I'm aware of that this is possible to solve using the preprocessor, but before going down that road, I'd make sure there is no other way to do it.
You can use only one handler function for all possible exceptions, and call it from each or your API implementation functions, as below:
int HandleException()
{
try
{
throw;
}
// TODO: add more types of exceptions
catch( std::bad_alloc & )
{
return ERROR_BAD_ALLOC;
}
catch( ... )
{
return ERROR_UNHANDLED_EXCEPTION;
}
}
And in each exported function:
try
{
...
}
catch( ... )
{
return HandleException();
}
There already is a good answer. But just FYI, its called 'exception-dispatcher' idiom, see C++ FAQ.
What about:
try{
//Your code here
} catch(std::exception e)
{
return translateExceptionToErrorCode(e);
} catch(...)
{
return UNKNOWN_EXCEPTION_THROWN;
}
Jem answer is a little more simpler than this solution. But it is possible to substitute the use of a preprocessor macro with the use of templates. Something like this (more refinements you could made):
template <class T, void (T::*FUNC)()>
class CatchWrapper
{
public:
static void WrapCall(T* instance)
{
try
{
(instance->*FUNC)();
}
catch (std::bad_alloc&)
{
// Do Something 1
}
catch (std::exception& e)
{
// Do Something 2
}
catch (...)
{
// Do Something 3
}
}
};
class Foo
{
public:
void SomeCall()
{
std::cout << "Do Something" << std::endl;
}
};
int main(int argc, char* argv[])
{
Foo i;
CatchWrapper<Foo, &Foo::SomeCall>::WrapCall(&i);
return 0;
}
Do not ever use catch(...), unless you plan on more or less immediately re-throwing. You will certainly lost any error information you might have had to help you figure out the cause of the error.
I like your second scheme a little better - catch a known set of exceptions, ideally because they are the only ones your code will throw, and let the rest through - allowing the app to crash is possibly the best thing to do since you have invoked unknown behaviour it is best to "crash responsibly".
It would be a shame to loose error information at the language boundary. You really should try to translate all exceptions into an error code usable from C.
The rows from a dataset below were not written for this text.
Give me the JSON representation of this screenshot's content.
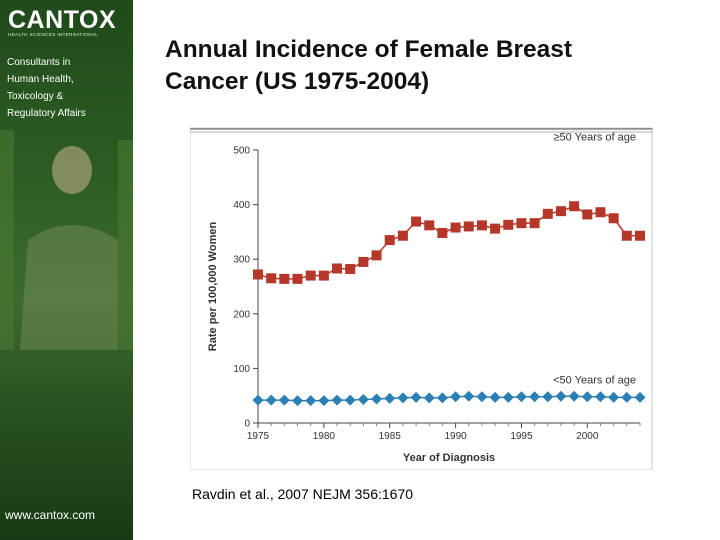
{
  "brand": {
    "logo_text": "CANTOX",
    "logo_subtitle": "HEALTH SCIENCES INTERNATIONAL",
    "tagline_lines": [
      "Consultants in",
      "Human Health,",
      "Toxicology &",
      "Regulatory Affairs"
    ],
    "url": "www.cantox.com"
  },
  "slide": {
    "title_lines": [
      "Annual Incidence of Female Breast",
      "Cancer (US 1975-2004)"
    ],
    "citation": "Ravdin et al., 2007 NEJM 356:1670"
  },
  "colors": {
    "sidebar_green": "#2f5e25",
    "series_high": "#b5372a",
    "series_low": "#2b7fb5"
  },
  "chart_data": {
    "type": "line",
    "title": "",
    "xlabel": "Year of Diagnosis",
    "ylabel": "Rate per 100,000 Women",
    "xlim": [
      1975,
      2004
    ],
    "ylim": [
      0,
      500
    ],
    "xticks": [
      1975,
      1980,
      1985,
      1990,
      1995,
      2000
    ],
    "yticks": [
      0,
      100,
      200,
      300,
      400,
      500
    ],
    "x": [
      1975,
      1976,
      1977,
      1978,
      1979,
      1980,
      1981,
      1982,
      1983,
      1984,
      1985,
      1986,
      1987,
      1988,
      1989,
      1990,
      1991,
      1992,
      1993,
      1994,
      1995,
      1996,
      1997,
      1998,
      1999,
      2000,
      2001,
      2002,
      2003,
      2004
    ],
    "series": [
      {
        "name": "≥50 Years of age",
        "marker": "square",
        "values": [
          272,
          265,
          264,
          264,
          270,
          270,
          283,
          282,
          295,
          307,
          335,
          343,
          369,
          362,
          348,
          358,
          360,
          362,
          356,
          363,
          366,
          366,
          383,
          388,
          397,
          382,
          386,
          375,
          343,
          343
        ]
      },
      {
        "name": "<50 Years of age",
        "marker": "diamond",
        "values": [
          42,
          42,
          42,
          41,
          41,
          41,
          42,
          42,
          43,
          44,
          45,
          46,
          47,
          46,
          46,
          48,
          49,
          48,
          47,
          47,
          48,
          48,
          48,
          49,
          49,
          48,
          48,
          47,
          47,
          47
        ]
      }
    ],
    "legend": "inline-right",
    "grid": false
  }
}
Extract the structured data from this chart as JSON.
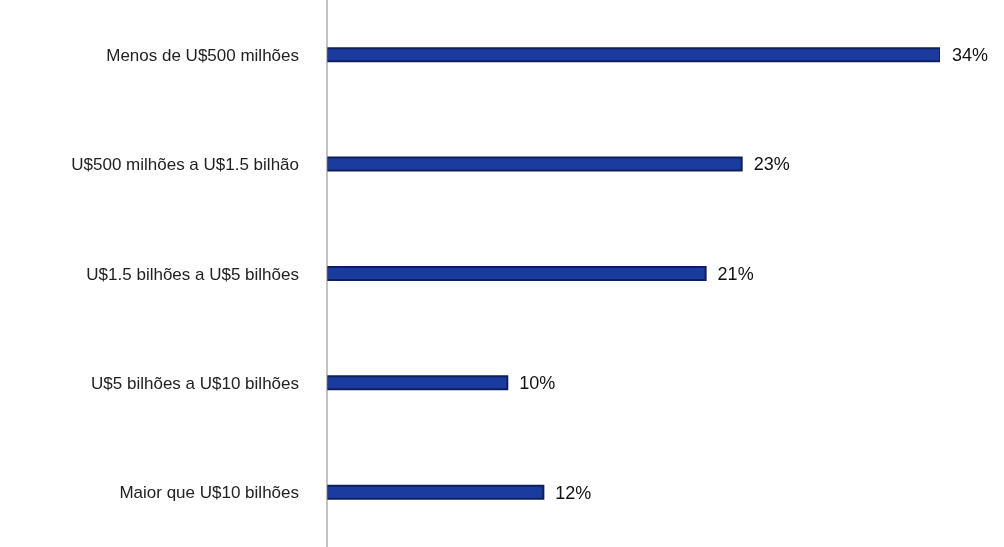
{
  "chart_data": {
    "type": "bar",
    "orientation": "horizontal",
    "categories": [
      "Menos de U$500 milhões",
      "U$500 milhões a U$1.5 bilhão",
      "U$1.5 bilhões a U$5 bilhões",
      "U$5 bilhões a U$10 bilhões",
      "Maior que U$10 bilhões"
    ],
    "values": [
      34,
      23,
      21,
      10,
      12
    ],
    "value_labels": [
      "34%",
      "23%",
      "21%",
      "10%",
      "12%"
    ],
    "color": "#1c3b9e",
    "grid": false,
    "legend": false
  }
}
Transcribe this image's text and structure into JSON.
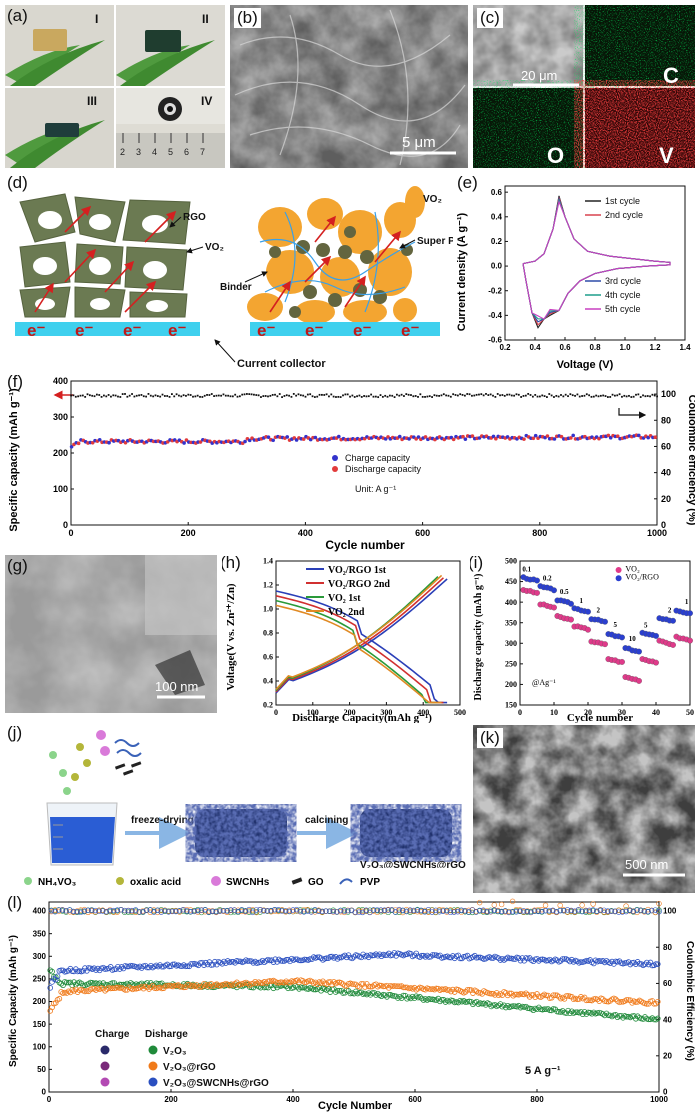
{
  "panel_labels": {
    "a": "(a)",
    "b": "(b)",
    "c": "(c)",
    "d": "(d)",
    "e": "(e)",
    "f": "(f)",
    "g": "(g)",
    "h": "(h)",
    "i": "(i)",
    "j": "(j)",
    "k": "(k)",
    "l": "(l)"
  },
  "panel_a": {
    "roman": [
      "I",
      "II",
      "III",
      "IV"
    ],
    "ruler_ticks": [
      "2",
      "3",
      "4",
      "5",
      "6",
      "7"
    ]
  },
  "panel_b": {
    "scalebar": "5 μm"
  },
  "panel_c": {
    "scalebar": "20 μm",
    "elements": [
      "C",
      "O",
      "V"
    ]
  },
  "panel_d": {
    "left_labels": {
      "rgo": "RGO",
      "vo2": "VO₂"
    },
    "right_labels": {
      "vo2": "VO₂",
      "superp": "Super P",
      "binder": "Binder"
    },
    "electron": "e⁻",
    "collector": "Current collector"
  },
  "panel_g": {
    "scalebar": "100 nm"
  },
  "panel_j": {
    "step1": "freeze-drying",
    "step2": "calcining",
    "product": "V₂O₃@SWCNHs@rGO",
    "legend": [
      "NH₄VO₃",
      "oxalic acid",
      "SWCNHs",
      "GO",
      "PVP"
    ]
  },
  "panel_k": {
    "scalebar": "500 nm"
  },
  "chart_e": {
    "type": "line",
    "xlabel": "Voltage (V)",
    "ylabel": "Current density (A g⁻¹)",
    "xlim": [
      0.2,
      1.4
    ],
    "ylim": [
      -0.6,
      0.65
    ],
    "xticks": [
      "0.2",
      "0.4",
      "0.6",
      "0.8",
      "1.0",
      "1.2",
      "1.4"
    ],
    "yticks": [
      "0.6",
      "0.4",
      "0.2",
      "0.0",
      "-0.2",
      "-0.4",
      "-0.6"
    ],
    "legend_top": [
      "1st cycle",
      "2nd cycle"
    ],
    "legend_bottom": [
      "3rd cycle",
      "4th cycle",
      "5th cycle"
    ],
    "colors": [
      "#222222",
      "#d8434f",
      "#2c4aa8",
      "#1e9e8a",
      "#c93fc0"
    ]
  },
  "chart_f": {
    "type": "scatter",
    "xlabel": "Cycle number",
    "ylabel": "Specific capacity (mAh g⁻¹)",
    "ylabel2": "Coulombic efficiency (%)",
    "xlim": [
      0,
      1000
    ],
    "ylim": [
      0,
      400
    ],
    "y2lim": [
      0,
      110
    ],
    "xticks": [
      "0",
      "200",
      "400",
      "600",
      "800",
      "1000"
    ],
    "yticks": [
      "0",
      "100",
      "200",
      "300",
      "400"
    ],
    "y2ticks": [
      "0",
      "20",
      "40",
      "60",
      "80",
      "100"
    ],
    "series": [
      {
        "name": "Charge capacity",
        "color": "#3333cc",
        "approx": 240
      },
      {
        "name": "Discharge capacity",
        "color": "#e23b3b",
        "approx": 240
      }
    ],
    "efficiency_approx": 99,
    "unit": "Unit: A g⁻¹"
  },
  "chart_h": {
    "type": "line",
    "xlabel": "Discharge Capacity(mAh g⁻¹)",
    "ylabel": "Voltage(V vs. Zn²⁺/Zn)",
    "xlim": [
      0,
      500
    ],
    "ylim": [
      0.2,
      1.4
    ],
    "xticks": [
      "0",
      "100",
      "200",
      "300",
      "400",
      "500"
    ],
    "yticks": [
      "0.2",
      "0.4",
      "0.6",
      "0.8",
      "1.0",
      "1.2",
      "1.4"
    ],
    "legend": [
      "VO₂/RGO 1st",
      "VO₂/RGO 2nd",
      "VO₂   1st",
      "VO₂   2nd"
    ],
    "colors": [
      "#2a3fb8",
      "#d13030",
      "#2a9a3a",
      "#e08a24"
    ]
  },
  "chart_i": {
    "type": "scatter",
    "xlabel": "Cycle number",
    "ylabel": "Discharge capacity (mAh g⁻¹)",
    "xlim": [
      0,
      50
    ],
    "ylim": [
      150,
      500
    ],
    "xticks": [
      "0",
      "10",
      "20",
      "30",
      "40",
      "50"
    ],
    "yticks": [
      "150",
      "200",
      "250",
      "300",
      "350",
      "400",
      "450",
      "500"
    ],
    "rate_labels": [
      "0.1",
      "0.2",
      "0.5",
      "1",
      "2",
      "5",
      "10",
      "5",
      "2",
      "1"
    ],
    "unit": "@Ag⁻¹",
    "series": [
      {
        "name": "VO₂",
        "color": "#e03a8a",
        "values": [
          430,
          420,
          390,
          372,
          350,
          330,
          312,
          300,
          290,
          282,
          262,
          258,
          225,
          218,
          260,
          265,
          300,
          305,
          315
        ]
      },
      {
        "name": "VO₂/RGO",
        "color": "#2a3fd0",
        "values": [
          462,
          455,
          440,
          432,
          408,
          400,
          385,
          378,
          362,
          355,
          325,
          318,
          290,
          285,
          322,
          328,
          360,
          368,
          380
        ]
      }
    ]
  },
  "chart_l": {
    "type": "scatter",
    "xlabel": "Cycle Number",
    "ylabel": "Specific Capacity (mAh g⁻¹)",
    "ylabel2": "Coulombic Efficiency (%)",
    "xlim": [
      0,
      1000
    ],
    "ylim": [
      0,
      420
    ],
    "y2lim": [
      0,
      105
    ],
    "xticks": [
      "0",
      "200",
      "400",
      "600",
      "800",
      "1000"
    ],
    "yticks": [
      "0",
      "50",
      "100",
      "150",
      "200",
      "250",
      "300",
      "350",
      "400"
    ],
    "y2ticks": [
      "0",
      "20",
      "40",
      "60",
      "80",
      "100"
    ],
    "legend_head": [
      "Charge",
      "Disharge"
    ],
    "series": [
      {
        "name": "V₂O₃",
        "color": "#1f8a3a"
      },
      {
        "name": "V₂O₃@rGO",
        "color": "#f07a1a"
      },
      {
        "name": "V₂O₃@SWCNHs@rGO",
        "color": "#2a4fc0"
      }
    ],
    "rate": "5 A g⁻¹"
  }
}
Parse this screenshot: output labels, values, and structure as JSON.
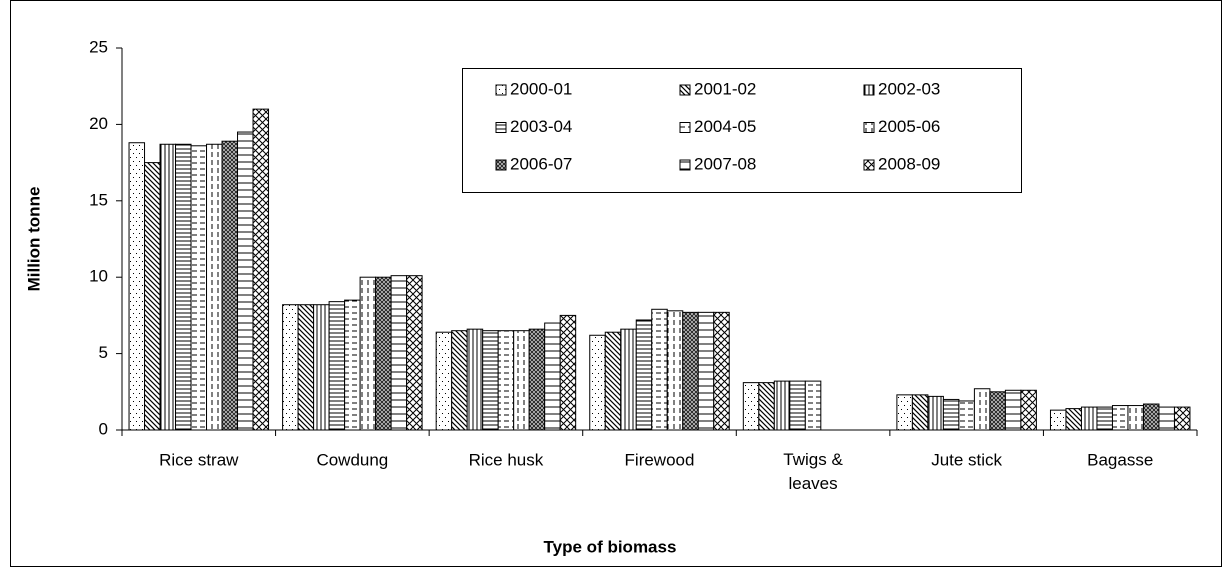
{
  "chart_data": {
    "type": "bar",
    "xlabel": "Type of biomass",
    "ylabel": "Million tonne",
    "categories": [
      "Rice straw",
      "Cowdung",
      "Rice husk",
      "Firewood",
      "Twigs & leaves",
      "Jute stick",
      "Bagasse"
    ],
    "series": [
      {
        "name": "2000-01",
        "color": "#000000",
        "values": [
          18.8,
          8.2,
          6.4,
          6.2,
          3.1,
          2.3,
          1.3
        ]
      },
      {
        "name": "2001-02",
        "color": "#000000",
        "values": [
          17.5,
          8.2,
          6.5,
          6.4,
          3.1,
          2.3,
          1.4
        ]
      },
      {
        "name": "2002-03",
        "color": "#000000",
        "values": [
          18.7,
          8.2,
          6.6,
          6.6,
          3.2,
          2.2,
          1.5
        ]
      },
      {
        "name": "2003-04",
        "color": "#000000",
        "values": [
          18.7,
          8.4,
          6.5,
          7.2,
          3.2,
          2.0,
          1.5
        ]
      },
      {
        "name": "2004-05",
        "color": "#000000",
        "values": [
          18.6,
          8.5,
          6.5,
          7.9,
          3.2,
          1.9,
          1.6
        ]
      },
      {
        "name": "2005-06",
        "color": "#000000",
        "values": [
          18.7,
          10.0,
          6.5,
          7.8,
          null,
          2.7,
          1.6
        ]
      },
      {
        "name": "2006-07",
        "color": "#000000",
        "values": [
          18.9,
          10.0,
          6.6,
          7.7,
          null,
          2.5,
          1.7
        ]
      },
      {
        "name": "2007-08",
        "color": "#000000",
        "values": [
          19.5,
          10.1,
          7.0,
          7.7,
          null,
          2.6,
          1.5
        ]
      },
      {
        "name": "2008-09",
        "color": "#000000",
        "values": [
          21.0,
          10.1,
          7.5,
          7.7,
          null,
          2.6,
          1.5
        ]
      }
    ],
    "ylim": [
      0,
      25
    ],
    "yticks": [
      0,
      5,
      10,
      15,
      20,
      25
    ],
    "grid": false,
    "legend": "top-right"
  }
}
How you do it really depends on what your exception classes look like. If you control your exception class hierarchy, you can ensure that each class provides a translation using a virtual method. If not, you may still find it practical to use a translator function and test the types of the 'std::exception'-derived exception it receives to translate it into an error code, much like Jem suggested (remember: thrown exceptions will hurt performance anyway, so don't worry about the translation being slow).